RNN naturally adapts to streaming inference without additional conversion. In contrast, the convolutional layers are the main part of the neural network that requires conversion for streaming. In the online\modules directory, we define two types of operators for streaming convolution and streaming transposed convolution in convolution.py. We also provide a method in convert.py to copy the original model parameter dictionary for the conversion of streaming models.
online\dpcrn_stream.py provides the conversion and inference process for streaming models. Note that for streaming models, the time dimension of the input tensor is always set to 1.
For streaming models, there is no need to consider the time dimension when converting to ONNX. However, it is recommended to specify all input tensors in the forward function instead of using a list as done in online\dpcrn_stream.py.
online\dpcrn_stream_onnx.py provides the conversion and inference process for streaming ONNX models and evaluates the inference speed on ONNXRuntime.
Similarly, we use the conversion tool trtexec.exe provided by TensorRT for model conversion.
online\dpcrn_stream_trt.py provides the export and inference of the streaming Engine model, and evaluates the inference speed. The results are shown in the following table.
| Model Format | Inference Framework | Inference Platform | Average Inference Speed (ms) | Maximum Inference Speed (ms) | Minimum Inference Speed (ms) |
|---|---|---|---|---|---|
| ONNX | ONNXRuntime | CPU | 1.0 | 3.1 | 0.9 |
| Engine | TensorRT | CUDA | 2.2 | 4.7 | 1.8 |
The evaluation of inference speed is repeated 1000 times.

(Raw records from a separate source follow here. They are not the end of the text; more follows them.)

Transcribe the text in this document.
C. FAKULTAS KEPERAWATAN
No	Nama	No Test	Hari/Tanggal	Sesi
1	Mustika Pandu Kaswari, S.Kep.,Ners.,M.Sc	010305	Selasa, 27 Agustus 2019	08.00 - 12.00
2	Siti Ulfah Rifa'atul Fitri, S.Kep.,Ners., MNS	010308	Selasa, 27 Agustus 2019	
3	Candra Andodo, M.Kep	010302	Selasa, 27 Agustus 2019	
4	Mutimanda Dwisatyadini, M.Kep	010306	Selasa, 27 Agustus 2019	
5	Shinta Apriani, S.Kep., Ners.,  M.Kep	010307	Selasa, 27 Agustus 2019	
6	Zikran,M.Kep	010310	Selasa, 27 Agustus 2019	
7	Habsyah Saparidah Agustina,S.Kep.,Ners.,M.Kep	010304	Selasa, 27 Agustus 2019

Here, the inference speed is defined as the processing time per frame. As we can see, using TensorRT for inference is slower than using ONNXRuntime. This is because, for high-throughput streaming models, the data transfer between CUDA and CPU during TensorRT inference takes a certain amount of time. Only when the model's inference speed on the CPU becomes the bottleneck, using TensorRT for CUDA inference will have a positive effect.
The SE model used in this repository is DPCRN, an excellent SE model with high performance and low latency, which ranked 2nd in DNS3 Challenge. The author is Xiaohuai Le, my senior, who has taught me a lot, including the streaming conversion method employed in this repository.